2. Coat a large bowl's inside completely with 2 tbsp of the olive oil. Pour and scrape the dough into the oiled bowl using a silicone spatula. Dab the top of the dough with olive oil to ensure it doesn't dry out. Cover loosely with plastic wrap and let stand at room temperature for 5-6 hours. Observe that the dough will double in volume, deflate, then rise again (but not to double)—this is all good.

3. Before the 6 hours are up, preheat your oven with a steel or stone in it to 500° F. Spray a 13 × 9 baking pan with PAM. Pour 2 tbsp olive oil in the center of this pan.

4. When the dough is ready, pour and scrape it into the baking pan. It will self-level a bit, but you'll encourage the dough into the corners with oiled fingers, but take care not to deflate it. Allow it to stand at room temperature for 20 minutes, meanwhile...

5. Crush the tomatoes; losing excess moisture. (They don't need to be dry, but neither do you want much tomato liquid.) Distribute the olives and tomato halves (or slices) over the top of the dough.

6. Drizzle the remaining 4 tbsp olive oil over the whole especially coating the tomatoes.
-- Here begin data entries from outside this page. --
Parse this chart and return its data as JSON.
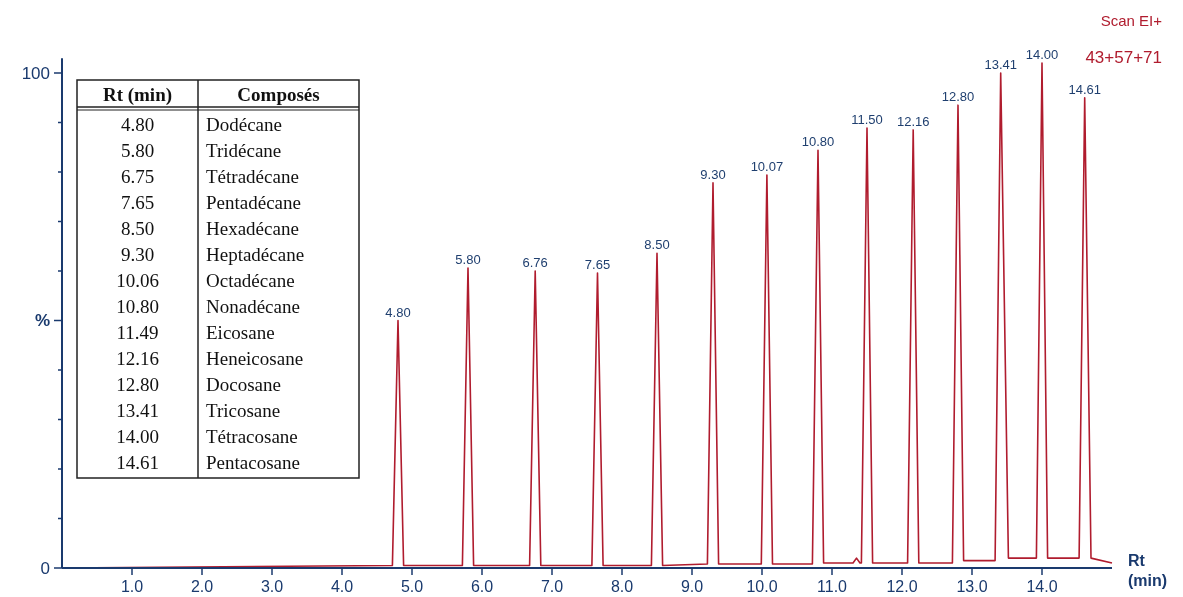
{
  "chart_data": [
    {
      "type": "line",
      "xlabel": "Rt (min)",
      "series": [
        {
          "color": "#b01c2e",
          "x": [
            0,
            4.72,
            4.8,
            4.88,
            5.72,
            5.8,
            5.88,
            6.68,
            6.76,
            6.84,
            7.57,
            7.65,
            7.73,
            8.42,
            8.5,
            8.58,
            9.22,
            9.3,
            9.38,
            9.99,
            10.07,
            10.15,
            10.72,
            10.8,
            10.88,
            11.3,
            11.35,
            11.4,
            11.42,
            11.5,
            11.58,
            12.08,
            12.16,
            12.24,
            12.72,
            12.8,
            12.88,
            13.33,
            13.41,
            13.52,
            13.92,
            14.0,
            14.08,
            14.53,
            14.61,
            14.7,
            15.0
          ],
          "values": [
            0,
            0.5,
            50,
            0.5,
            0.5,
            60.6,
            0.5,
            0.5,
            60,
            0.5,
            0.5,
            59.6,
            0.5,
            0.5,
            63.6,
            0.5,
            0.8,
            77.8,
            0.8,
            0.8,
            79.4,
            0.8,
            0.8,
            84.4,
            1,
            1,
            2,
            1,
            1,
            88.9,
            1,
            1,
            88.5,
            1,
            1,
            93.5,
            1.5,
            1.5,
            100,
            2,
            2,
            102,
            2,
            2,
            95,
            2,
            1
          ]
        }
      ],
      "xlim": [
        0,
        15.0
      ],
      "ylim": [
        0,
        103
      ],
      "xticks": [
        {
          "value": 1,
          "label": "1.0"
        },
        {
          "value": 2,
          "label": "2.0"
        },
        {
          "value": 3,
          "label": "3.0"
        },
        {
          "value": 4,
          "label": "4.0"
        },
        {
          "value": 5,
          "label": "5.0"
        },
        {
          "value": 6,
          "label": "6.0"
        },
        {
          "value": 7,
          "label": "7.0"
        },
        {
          "value": 8,
          "label": "8.0"
        },
        {
          "value": 9,
          "label": "9.0"
        },
        {
          "value": 10,
          "label": "10.0"
        },
        {
          "value": 11,
          "label": "11.0"
        },
        {
          "value": 12,
          "label": "12.0"
        },
        {
          "value": 13,
          "label": "13.0"
        },
        {
          "value": 14,
          "label": "14.0"
        }
      ],
      "yticks": [
        0,
        {
          "value": 10,
          "label": null
        },
        {
          "value": 20,
          "label": null
        },
        {
          "value": 30,
          "label": null
        },
        {
          "value": 40,
          "label": null
        },
        {
          "value": 50,
          "label": "%"
        },
        {
          "value": 60,
          "label": null
        },
        {
          "value": 70,
          "label": null
        },
        {
          "value": 80,
          "label": null
        },
        {
          "value": 90,
          "label": null
        },
        100
      ],
      "grid": false,
      "annotations": [
        "Scan EI+",
        "43+57+71",
        {
          "text": "4.80",
          "x": 4.8,
          "y": 50
        },
        {
          "text": "5.80",
          "x": 5.8,
          "y": 60.6
        },
        {
          "text": "6.76",
          "x": 6.76,
          "y": 60
        },
        {
          "text": "7.65",
          "x": 7.65,
          "y": 59.6
        },
        {
          "text": "8.50",
          "x": 8.5,
          "y": 63.6
        },
        {
          "text": "9.30",
          "x": 9.3,
          "y": 77.8
        },
        {
          "text": "10.07",
          "x": 10.07,
          "y": 79.4
        },
        {
          "text": "10.80",
          "x": 10.8,
          "y": 84.4
        },
        {
          "text": "11.50",
          "x": 11.5,
          "y": 88.9
        },
        {
          "text": "12.16",
          "x": 12.16,
          "y": 88.5
        },
        {
          "text": "12.80",
          "x": 12.8,
          "y": 93.5
        },
        {
          "text": "13.41",
          "x": 13.41,
          "y": 100
        },
        {
          "text": "14.00",
          "x": 14.0,
          "y": 102
        },
        {
          "text": "14.61",
          "x": 14.61,
          "y": 95
        }
      ]
    },
    {
      "type": "other",
      "annotations": [
        "Rt (min)",
        "Composés",
        "4.80",
        "Dodécane",
        "5.80",
        "Tridécane",
        "6.75",
        "Tétradécane",
        "7.65",
        "Pentadécane",
        "8.50",
        "Hexadécane",
        "9.30",
        "Heptadécane",
        "10.06",
        "Octadécane",
        "10.80",
        "Nonadécane",
        "11.49",
        "Eicosane",
        "12.16",
        "Heneicosane",
        "12.80",
        "Docosane",
        "13.41",
        "Tricosane",
        "14.00",
        "Tétracosane",
        "14.61",
        "Pentacosane"
      ]
    }
  ]
}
Sprinkle with oregano, the remaining ¾ tsp salt and the pepper.

7. Bake with pan on the steel or stone until golden brown and the sides of the foccacia pull away from the pan, 20-22 minutes. Remove the pan to cool for 5 minutes, then use a large spatula to lift the foccacia from the pan onto a rack. Cool for 30 minutes before cutting into squares and eating.